2-class Classification problem, 'demo_classific1'

In this demonstration program a Gaussian process is used for 2 class classification problem. The inference is conducted via Laplace, EP and MCMC

The demonstration program is based on synthetic two class data used by B. D. Ripley (http://www.stats.ox.ac.uk/pub/PRNN/). The data consists of 2-dimensional vectors that are divided into two classes, labeled -1 and 1. Each class has a bimodal distribution generated from equal mixtures of Gaussian distributions with identical covariance matrices.

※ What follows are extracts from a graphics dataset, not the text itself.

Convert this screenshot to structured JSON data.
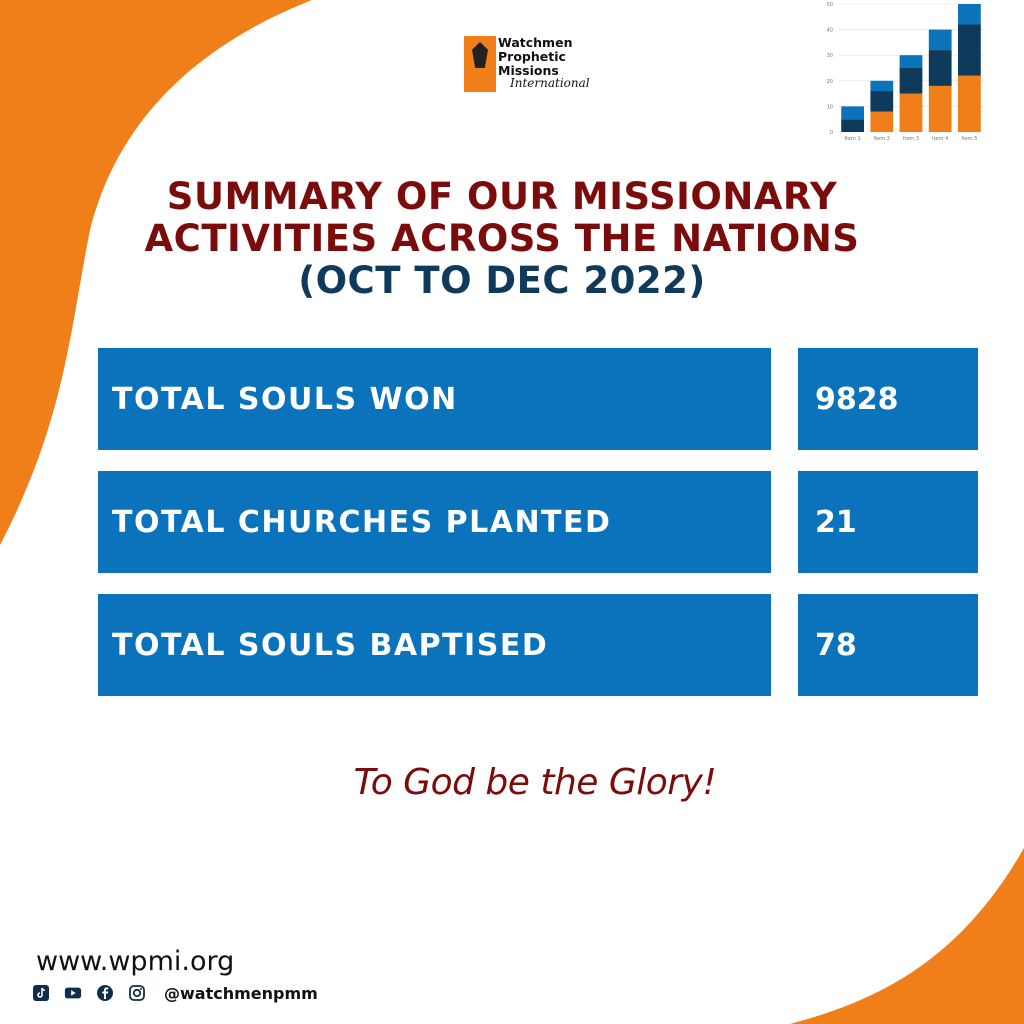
{
  "colors": {
    "orange": "#f07f1a",
    "banner_blue": "#0b73bb",
    "dark_red": "#7a0c0c",
    "navy": "#0f3a5c"
  },
  "logo": {
    "line1": "Watchmen",
    "line2": "Prophetic",
    "line3": "Missions",
    "script": "International"
  },
  "mini_chart": {
    "type": "bar",
    "categories": [
      "Item 1",
      "Item 2",
      "Item 3",
      "Item 4",
      "Item 5"
    ],
    "series": [
      {
        "values": [
          0,
          8,
          15,
          18,
          22
        ],
        "color": "#f07f1a"
      },
      {
        "values": [
          5,
          8,
          10,
          14,
          20
        ],
        "color": "#0f3a5c"
      },
      {
        "values": [
          5,
          4,
          5,
          8,
          8
        ],
        "color": "#0b73bb"
      }
    ],
    "ylim": [
      0,
      50
    ],
    "yticks": [
      "0",
      "10",
      "20",
      "30",
      "40",
      "50"
    ],
    "grid": true
  },
  "title": {
    "line1": "SUMMARY OF OUR MISSIONARY",
    "line2": "ACTIVITIES ACROSS THE NATIONS",
    "line3": "(OCT TO DEC 2022)"
  },
  "stats": [
    {
      "label": "TOTAL SOULS WON",
      "value": "9828"
    },
    {
      "label": "TOTAL CHURCHES PLANTED",
      "value": "21"
    },
    {
      "label": "TOTAL SOULS BAPTISED",
      "value": "78"
    }
  ],
  "glory": "To God be the Glory!",
  "website": "www.wpmi.org",
  "social": {
    "icons": [
      "tiktok-icon",
      "youtube-icon",
      "facebook-icon",
      "instagram-icon"
    ],
    "handle": "@watchmenpmm"
  }
}
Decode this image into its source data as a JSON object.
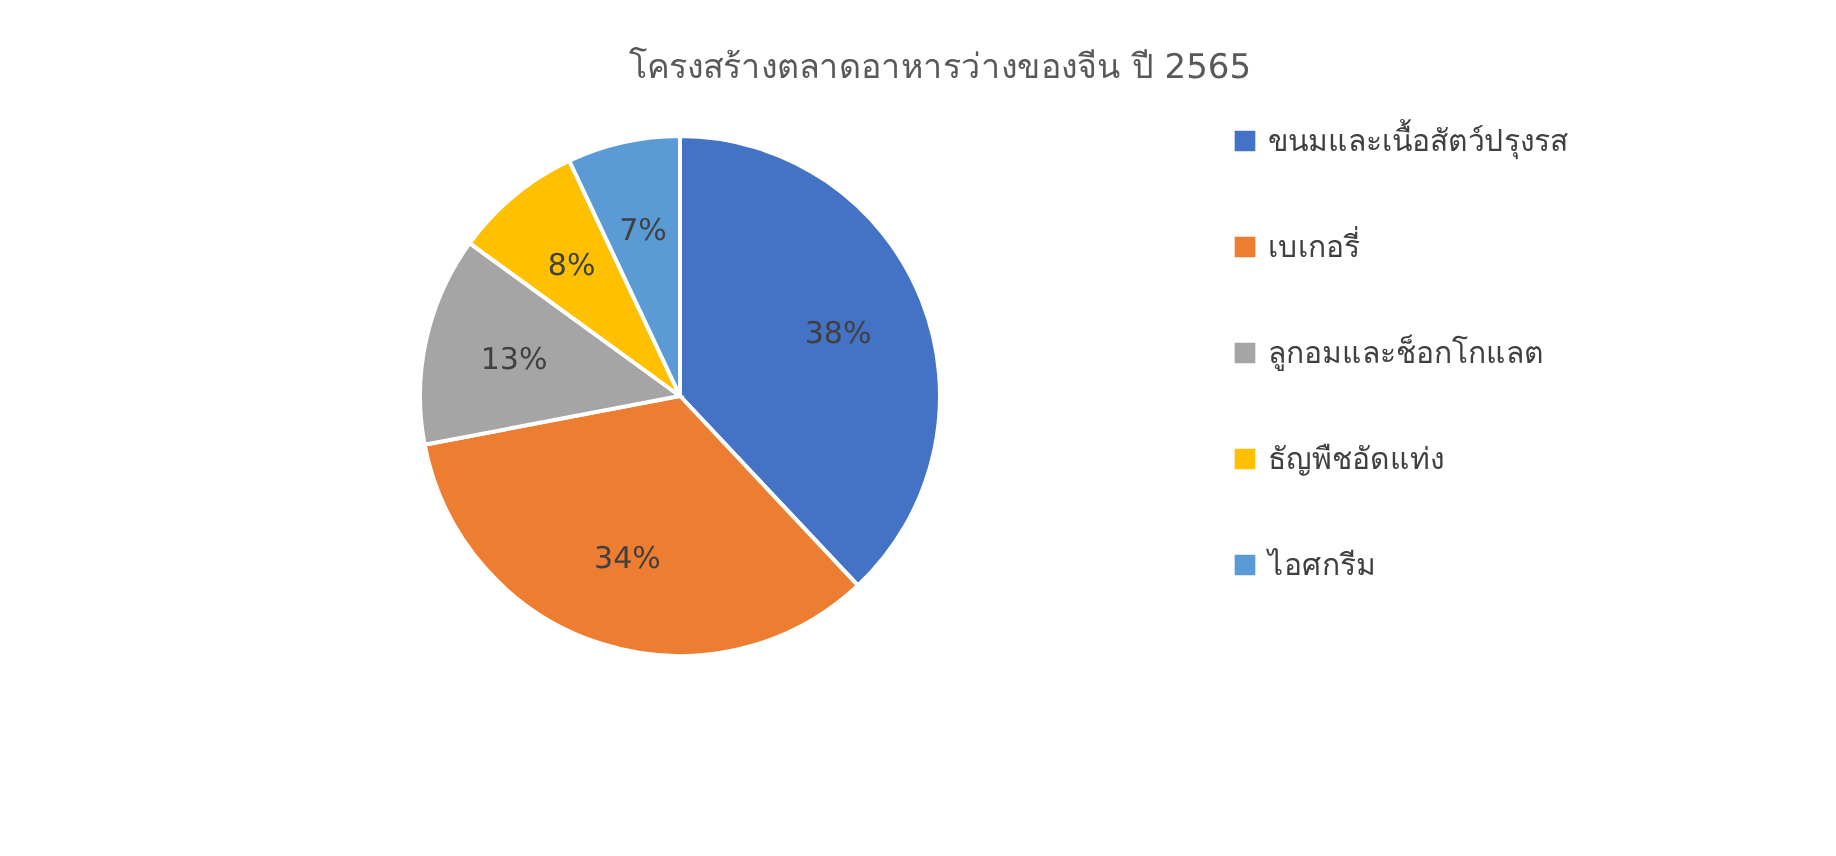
{
  "chart_data": {
    "type": "pie",
    "title": "โครงสร้างตลาดอาหารว่างของจีน ปี 2565",
    "categories": [
      "ขนมและเนื้อสัตว์ปรุงรส",
      "เบเกอรี่",
      "ลูกอมและช็อกโกแลต",
      "ธัญพืชอัดแท่ง",
      "ไอศกรีม"
    ],
    "values": [
      38,
      34,
      13,
      8,
      7
    ],
    "colors": [
      "#4472c4",
      "#ed7d31",
      "#a5a5a5",
      "#ffc000",
      "#5b9bd5"
    ],
    "value_labels": [
      "38%",
      "34%",
      "13%",
      "8%",
      "7%"
    ],
    "legend": "right"
  }
}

There are two data sets from which other is used for training and the other for testing the prediction. The trained Gaussian process misclassifies the test data only in ~10% of cases. The decision line and the training data is shown in the figure below.

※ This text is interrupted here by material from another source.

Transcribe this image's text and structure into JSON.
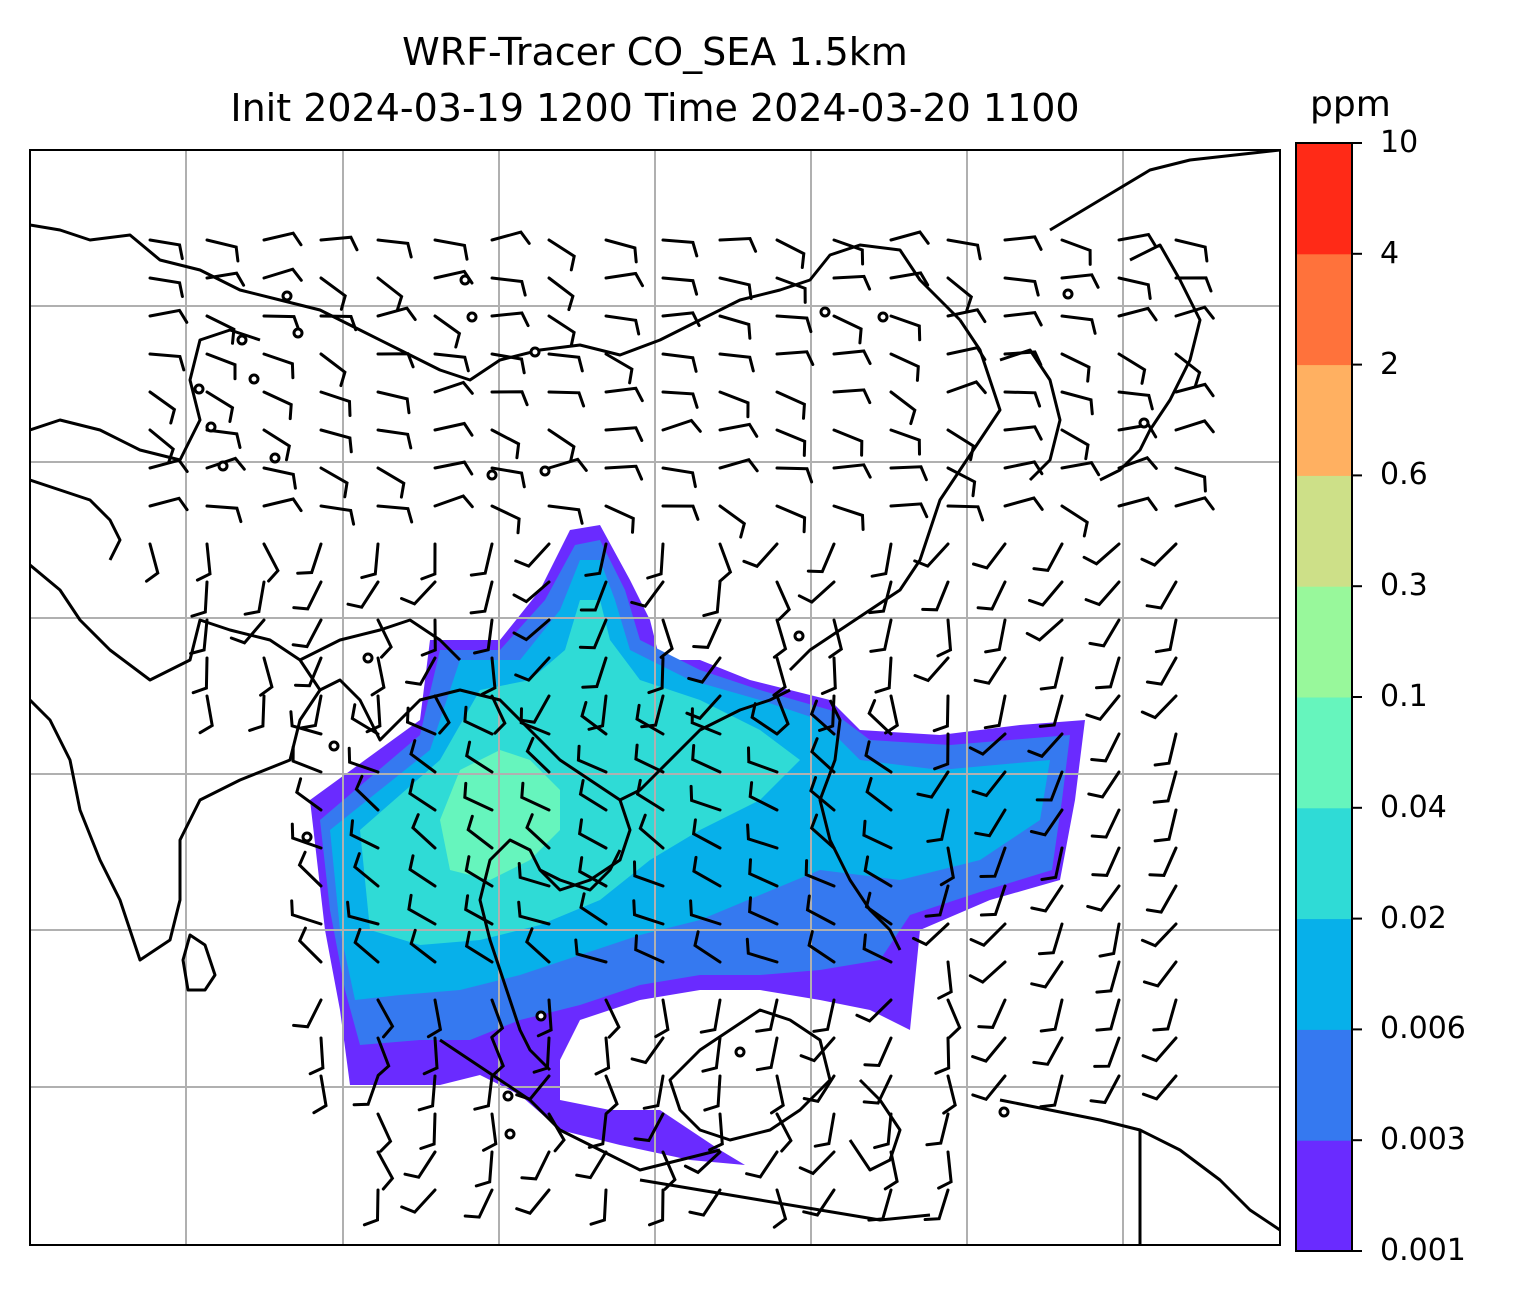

The code of demonstration program (without plotting commands) is shown below.

% Training data
S = which('demo_classific');
L = strrep(S,'demo_classific.m','demos/synth.tr');
x=load(L);
y=x(:,end);
y = 2.*y-1;
x(:,end)=[];
[n, nin] = size(x);

% Test data
xt1=repmat(linspace(min(x(:,1)),max(x(:,1)),20)',1,20);
xt2=repmat(linspace(min(x(:,2)),max(x(:,2)),20)',1,20)';
xt=[xt1(:) xt2(:)];

% Create covariance functions
gpcf1 = gpcf_sexp('lengthScale', [0.9 0.9], 'magnSigma2', 10);

% Set the prior for the parameters of covariance functions 
pl = prior_unif();
pm = prior_sqrtunif();
gpcf1 = gpcf_sexp(gpcf1, 'lengthScale_prior', pl,'magnSigma2_prior', pm); %

% Create the GP structure (type is by default FULL)
gp = gp_set('cf', gpcf1, 'lik', lik_probit(), 'jitterSigma2', 1e-9);
%gp = gp_set('cf', gpcf1, 'lik', lik_logit(), 'jitterSigma2', 1e-9);

% ------- Laplace approximation --------
% Set the approximate inference method 
% (Laplace is default, so this could be skipped)
gp = gp_set(gp, 'latent_method', 'Laplace');

% Set the options for the scaled conjugate optimization
opt=optimset('TolFun',1e-3,'TolX',1e-3,'MaxIter',20,'Display','iter');
% Optimize with the scaled conjugate gradient method
gp=gp_optim(gp,x,y,'optimf',@fminscg,'opt',opt);

% Make predictions
[Ef_la, Varf_la, Ey_la, Vary_la, Py_la] = gp_pred(gp, x, y, xt, 'yt', ones(size(xt,1),1) );


% ------- Expectation propagation --------
% Set the approximate inference method
gp = gp_set(gp, 'latent_method', 'EP');

% Set the options for the scaled conjugate optimization
opt=optimset('TolFun',1e-3,'TolX',1e-3,'Display','iter');
% Optimize with the scaled conjugate gradient method
gp=gp_optim(gp,x,y,'optimf',@fminscg,'opt',opt);

% Make predictions
[Ef_ep, Varf_ep, Ey_ep, Vary_ep, Py_ep] = gp_pred(gp, x, y, xt, 'yt', ones(size(xt,1),1) );


% ------- MCMC ---------------
% Set the approximate inference method
% Note that MCMC for latent values requires often more jitter
gp = gp_set(gp, 'latent_method', 'MCMC', 'jitterSigma2', 1e-6);

% Sample using default method, that is, surrogate and elliptical slice samplers
% these samplers are quite robust with default options
[gp_rec,g,opt]=gp_mc(gp, x, y, 'nsamples', 220);
% Remove burn-in
gp_rec=thin(gp_rec,21,2);

% Make predictions
[Ef_mc, Varf_mc, lpy_mc, Ey_mc, Vary_mc] = ...
    gp_pred(gp_rec, x, y, xt, 'yt', ones(size(xt,1),1) );
Figure 1 Figure 1

Figure 1. The training points and decision line.